Chegg’s stock plunged 48% on May 2 after it released an earnings report that said AI poses a significant risk to the company’s business. “Student interest in ChatGPT has increased significantly since March. We now believe it has an impact on our new customer growth rate,” says the report that caused the surprising stockout. said. Edtech companies are working hard to catch up by developing their own educational chatbots that they believe will rival ChatGPT, said CEO Dan Rosensweig. luckBrainstorm Tech conference on Wednesday.
“The reason I was invited is because I lost 40% of my value in five minutes, so I am the representative who got your butt kicked on the open market by AI,” Rosensweig said. “So for those who didn’t want to receive it, I received it instead,” Rosenweig said with apparent sarcasm. “you’re welcome.”

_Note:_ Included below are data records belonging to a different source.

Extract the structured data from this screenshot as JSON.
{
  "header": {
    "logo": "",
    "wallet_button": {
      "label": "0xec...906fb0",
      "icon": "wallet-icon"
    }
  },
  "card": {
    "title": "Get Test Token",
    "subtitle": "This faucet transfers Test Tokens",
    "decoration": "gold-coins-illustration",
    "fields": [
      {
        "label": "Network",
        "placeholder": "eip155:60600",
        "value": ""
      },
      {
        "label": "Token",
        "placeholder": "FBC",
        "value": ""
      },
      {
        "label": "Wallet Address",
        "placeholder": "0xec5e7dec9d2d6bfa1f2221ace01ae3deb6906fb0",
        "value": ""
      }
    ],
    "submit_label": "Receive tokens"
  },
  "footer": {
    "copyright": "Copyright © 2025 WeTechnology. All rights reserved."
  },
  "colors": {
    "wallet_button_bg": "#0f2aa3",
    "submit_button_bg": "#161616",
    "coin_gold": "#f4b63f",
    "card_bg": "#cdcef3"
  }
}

Chegg’s new AI tool, CheggMate, becomes a personal learning assistant for students creating bespoke lesson plans. Over the past 10 years, the AI, trained on his 100 million correct answer sets for 17 million new questions posed by students each year, has been able to give students Create a tailored learning experience. It also includes factors such as your mood for the day. It also connects students to remote study groups and helps them find job opportunities.
“Imagine the following scenario,” Rosenweig said. “You know who you are, you know how you’re feeling that day, you know what you’re studying, when your midterms are, and you talk to someone who knows you. People who are good at it know what they are not good at, make a plan for you, and act as your advocate.”
At the moment, popular large-scale language models such as OpenAI’s ChatGPT, Microsoft’s Bing, and Google’s Bard tend to “hallucinate” by presenting false or fabricated information as fact. Rosensweig said Chegg aims to build trustworthy chatbots that always give the right answer.
CheggMate can also incorporate various health metrics into student learning plans. It can track student sleep time and recommend meditation practice. It also provides professional guidance, such as providing data on the top positions held by graduates of the same major at the student’s alma mater.
“We go through all the tests you upload to show you what professional skills you can develop, provide opportunities to learn skills you don’t have, and ultimately tie them to your job and rank them. ” said Rosensweig. .
“Deprioritize the curiosity that really appeals”
At Brainstorm Tech, Harvard graduate Nadia Okamoto questioned whether Chegg would really be used for learning rather than as an easy way for students to cheat. Okamoto, who founded the menstrual uniformity nonprofit PERIOD, admitted that he used Chegg to solve a workbook at Harvard University, not interested in learning, and with the idea that “C will get a degree.” said he had
“I worry about talking to a lot of people I meet in my day job about how much ChatGPT is being used to complete essays to do homework and workbooks,” Okamoto said. “My concern as a Gen Z elder is that these kinds of tools make it easier and easier to get answers, and I feel like really compelling curiosity is being deprioritized. is.”
Chegg was coined as a verb because it is frequently used by students to cheat. “I have a check.” “Checking” homework means quickly searching for answers from the site’s vast database or asking questions from Chegg’s experts who respond to student subscribers 24/7. Chegg’s stock more than tripled his price during the pandemic when most schools moved to distance learning and exams went online.
Rosensweig replied that Harvard University’s population is a small fraction of the U.S. population, and that Chegg is concerned about underprivileged students who cannot access an elite education.
The CEO added that he believes cheating with Chegg will only work if professors don’t create their own test and homework materials.
“I don’t care what the Harvard kids did. I care about the kids trying to make their lives better,” Rosensweig said. spoke at the conference. “We are built for students who are self-motivated, who want to learn, who need to understand, and who need to graduate with the skills.”